Single by Marvin Gaye

from the album Romantically Yours
- Released: 1985
- Recorded: 1978
- Genre: Soul, vocal jazz
- Length: 4:08
- Label: Columbia
- Songwriter: Marvin Gaye
- Producer: Marvin Gaye

Marvin Gaye singles chronology
| "It's Madness" (1985) | "Just Like" (1985) | "The World Is Rated X" (1986) |

= Just Like =

"Just Like" is a song recorded by Marvin Gaye in 1978 but not released until after the release of Gaye's posthumous 1985 album Romantically Yours.

==Overview==
The song was written and recorded by Gaye in the singer's recording studio in 1978 in sessions held for the recording of Gaye's albums, Here, My Dear and The Ballads. The song was written around the time that Gaye had finalized his divorce from Anna Gordy and was struggling in his second marriage to Janis Gaye. It is unclear if Gaye had wanted to include the song in The Ballads, because when the posthumous Vulnerable album came out in 1997, the song was left off the track listing.

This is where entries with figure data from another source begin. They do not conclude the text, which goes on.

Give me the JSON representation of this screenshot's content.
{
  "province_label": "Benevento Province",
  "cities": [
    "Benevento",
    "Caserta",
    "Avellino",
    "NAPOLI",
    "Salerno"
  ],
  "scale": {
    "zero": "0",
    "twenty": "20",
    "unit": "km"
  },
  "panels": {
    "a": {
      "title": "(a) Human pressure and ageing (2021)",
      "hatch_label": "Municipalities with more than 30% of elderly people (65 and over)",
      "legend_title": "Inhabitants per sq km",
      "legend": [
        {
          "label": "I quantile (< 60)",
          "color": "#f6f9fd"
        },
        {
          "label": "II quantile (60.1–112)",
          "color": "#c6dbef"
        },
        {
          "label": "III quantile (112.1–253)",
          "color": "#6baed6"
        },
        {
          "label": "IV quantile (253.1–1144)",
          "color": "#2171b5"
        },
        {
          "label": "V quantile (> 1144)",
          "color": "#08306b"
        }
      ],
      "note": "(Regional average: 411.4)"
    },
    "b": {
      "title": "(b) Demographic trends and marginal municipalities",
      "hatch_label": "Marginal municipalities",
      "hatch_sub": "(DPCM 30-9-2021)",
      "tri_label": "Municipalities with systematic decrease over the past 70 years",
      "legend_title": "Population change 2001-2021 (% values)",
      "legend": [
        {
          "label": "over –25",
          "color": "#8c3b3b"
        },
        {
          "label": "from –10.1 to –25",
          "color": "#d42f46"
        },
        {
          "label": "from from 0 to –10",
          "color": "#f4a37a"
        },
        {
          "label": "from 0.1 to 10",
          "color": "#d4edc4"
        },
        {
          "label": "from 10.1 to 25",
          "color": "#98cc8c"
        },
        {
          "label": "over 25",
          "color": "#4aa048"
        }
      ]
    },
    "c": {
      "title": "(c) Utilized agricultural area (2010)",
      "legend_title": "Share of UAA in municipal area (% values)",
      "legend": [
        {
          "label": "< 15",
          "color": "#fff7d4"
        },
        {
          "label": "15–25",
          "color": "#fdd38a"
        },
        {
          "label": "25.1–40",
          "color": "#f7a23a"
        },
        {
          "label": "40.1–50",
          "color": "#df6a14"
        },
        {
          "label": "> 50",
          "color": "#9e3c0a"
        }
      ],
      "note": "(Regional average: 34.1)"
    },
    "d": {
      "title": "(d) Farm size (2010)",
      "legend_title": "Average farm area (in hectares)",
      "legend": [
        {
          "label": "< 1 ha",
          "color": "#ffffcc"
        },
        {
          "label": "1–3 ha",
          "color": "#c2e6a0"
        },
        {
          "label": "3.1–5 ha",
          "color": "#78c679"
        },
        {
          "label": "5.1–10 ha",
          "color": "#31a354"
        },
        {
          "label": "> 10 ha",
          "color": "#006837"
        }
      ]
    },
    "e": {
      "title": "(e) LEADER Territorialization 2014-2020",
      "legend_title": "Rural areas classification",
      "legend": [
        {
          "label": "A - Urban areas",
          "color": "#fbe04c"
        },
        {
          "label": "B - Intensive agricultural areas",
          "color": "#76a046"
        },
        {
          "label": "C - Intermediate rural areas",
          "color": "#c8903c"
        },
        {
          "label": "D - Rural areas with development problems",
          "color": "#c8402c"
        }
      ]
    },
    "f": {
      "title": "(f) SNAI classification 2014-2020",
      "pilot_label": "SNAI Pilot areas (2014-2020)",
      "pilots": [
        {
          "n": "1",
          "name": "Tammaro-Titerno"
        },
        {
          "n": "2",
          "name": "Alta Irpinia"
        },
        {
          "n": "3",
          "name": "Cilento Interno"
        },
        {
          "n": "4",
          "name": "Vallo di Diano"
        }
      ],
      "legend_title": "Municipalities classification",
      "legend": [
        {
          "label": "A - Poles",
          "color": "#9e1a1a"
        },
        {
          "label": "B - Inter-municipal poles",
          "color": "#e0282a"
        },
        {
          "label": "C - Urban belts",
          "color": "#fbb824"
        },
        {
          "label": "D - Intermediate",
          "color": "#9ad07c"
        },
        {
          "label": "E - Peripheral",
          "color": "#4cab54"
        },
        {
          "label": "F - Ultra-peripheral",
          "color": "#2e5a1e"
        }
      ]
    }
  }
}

Instead, following Marvin's death, Columbia Records worked with Gaye's former label, Motown, to bring leftover songs to fulfill what would have been Gaye's contractual obligations to Columbia (he had signed a three-album deal in 1982). "Just Like" was one of the songs on the posthumous 1985 album, Romantically Yours.

"Just Like" was later released as a single but failed to chart.